Interpreting Operands

With ATT syntax, we address the registers, memory, and immediate values using the following symbols:

$ is used in front of immediate values.
% is used in front of registers.
() are used to dereference a memory address typically (i.e., get the value from memory).

Examples

$-17 represents the integer -17.
$0xC represents the integer 12 (that is, C in base 16 is 12 in base 10).
0x108 is a memory address.
%rax accesses the value stored at the register addressed withrax.
(%rax) accesses the value stored in memory (where rax is holding a memory address, opcode dependent).

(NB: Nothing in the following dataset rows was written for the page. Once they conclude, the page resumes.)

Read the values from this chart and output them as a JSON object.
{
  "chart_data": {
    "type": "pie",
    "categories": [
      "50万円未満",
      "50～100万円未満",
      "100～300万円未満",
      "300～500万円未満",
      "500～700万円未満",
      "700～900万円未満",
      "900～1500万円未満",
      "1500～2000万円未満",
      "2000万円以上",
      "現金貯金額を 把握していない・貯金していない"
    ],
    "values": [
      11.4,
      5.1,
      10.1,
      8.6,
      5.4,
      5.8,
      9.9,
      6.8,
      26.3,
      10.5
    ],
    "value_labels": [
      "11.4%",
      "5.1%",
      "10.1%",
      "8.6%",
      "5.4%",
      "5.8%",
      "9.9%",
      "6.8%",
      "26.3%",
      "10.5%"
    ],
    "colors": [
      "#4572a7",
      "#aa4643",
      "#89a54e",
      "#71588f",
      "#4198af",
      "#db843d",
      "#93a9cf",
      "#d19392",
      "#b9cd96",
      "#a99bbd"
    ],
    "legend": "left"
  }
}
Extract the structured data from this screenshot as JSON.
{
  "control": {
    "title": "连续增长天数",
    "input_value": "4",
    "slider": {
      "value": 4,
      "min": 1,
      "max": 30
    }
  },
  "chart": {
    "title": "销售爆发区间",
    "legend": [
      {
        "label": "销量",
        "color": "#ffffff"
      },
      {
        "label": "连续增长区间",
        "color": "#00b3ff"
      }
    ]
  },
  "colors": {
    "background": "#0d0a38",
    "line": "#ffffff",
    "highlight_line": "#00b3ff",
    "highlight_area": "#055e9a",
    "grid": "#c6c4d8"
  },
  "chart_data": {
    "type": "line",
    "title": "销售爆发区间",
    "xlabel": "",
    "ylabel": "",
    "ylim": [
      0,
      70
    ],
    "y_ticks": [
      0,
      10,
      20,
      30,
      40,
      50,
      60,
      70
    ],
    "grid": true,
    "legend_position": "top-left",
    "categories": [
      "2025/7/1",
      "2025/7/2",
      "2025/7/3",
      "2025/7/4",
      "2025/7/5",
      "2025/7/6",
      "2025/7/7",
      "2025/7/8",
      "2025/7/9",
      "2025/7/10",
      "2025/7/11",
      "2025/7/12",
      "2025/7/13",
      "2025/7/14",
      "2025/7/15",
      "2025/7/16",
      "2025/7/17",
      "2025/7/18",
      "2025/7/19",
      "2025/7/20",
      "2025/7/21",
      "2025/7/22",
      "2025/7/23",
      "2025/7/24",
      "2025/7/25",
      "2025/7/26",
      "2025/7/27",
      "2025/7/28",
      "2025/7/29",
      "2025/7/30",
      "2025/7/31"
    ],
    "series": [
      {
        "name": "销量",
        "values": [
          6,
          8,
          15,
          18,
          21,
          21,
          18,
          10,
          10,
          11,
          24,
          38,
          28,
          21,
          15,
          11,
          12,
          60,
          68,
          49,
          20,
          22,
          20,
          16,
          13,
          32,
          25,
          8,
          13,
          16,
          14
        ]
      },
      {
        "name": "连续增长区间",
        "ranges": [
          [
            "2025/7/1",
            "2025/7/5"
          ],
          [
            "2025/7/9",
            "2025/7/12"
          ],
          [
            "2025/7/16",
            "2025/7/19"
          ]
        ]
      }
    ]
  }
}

Scaling, Shifting, and Indexing

An operand can be given in the format of A ( B, I, S ) where

B is a base value that can be indexed, scaled, and shifted with I, S, and A.
I represents an index. We add the value of I to the base value B.
S is the scale for the index. We scale the value of I by S. The value of S must be 1, 2, 4, or 8.
A is a shift, similar to I. We add A to the result of applying I and S to B.

Examples

The following are semi-abstract, descriptive examples that describe the memory address that gets accessed (assuming the instruction we are using would dereference it).

9(%rax)
1. Assume rax is storing a memory address.
2. We shift 9 memory addresses over from the address stored at rax.
3. We access the value stored at that resulting address.
(%rbx, %rdi)
1. Assume rbx is storing a memory address.
2. rdi stores a value that we will add to rbx to get a new memory address.
3. The parenthesis will tell us to access the value at that final memory address.
-12(%rbx, %rdi)
1. Assume rbx is storing a memory address.
2. rdi stores a value we need to add to that memory address to get a resulting memory address
3. -12 tells us to subtract 12 from the previous memory address to get a new memory address
4. Access the value at that final memory address.
(,%rdi,4)
1. rdi is storing a value that gets multiplied by 4
2. Assume the resulting value is a memory address that we can visit.
3. We get the value at that memory address.
10(,%rdi,4)
1. rdi is storing a value that gets multiplied by 4
2. Assume the resulting value is a memory address that we can visit.
3. Shift 10 memory addresses over from the previously resulting memory address.
4. Access that value.
10(%rbx, %rdi, 4)
1. Assume rbx stores a memory location
2. Multiply the value stored at rdi by 4 and then add the result to the memory location stored in rbx for a new resulting memory address.
3. Now shift 10 memory addresses over from the previous result.
4. Access the value at that address.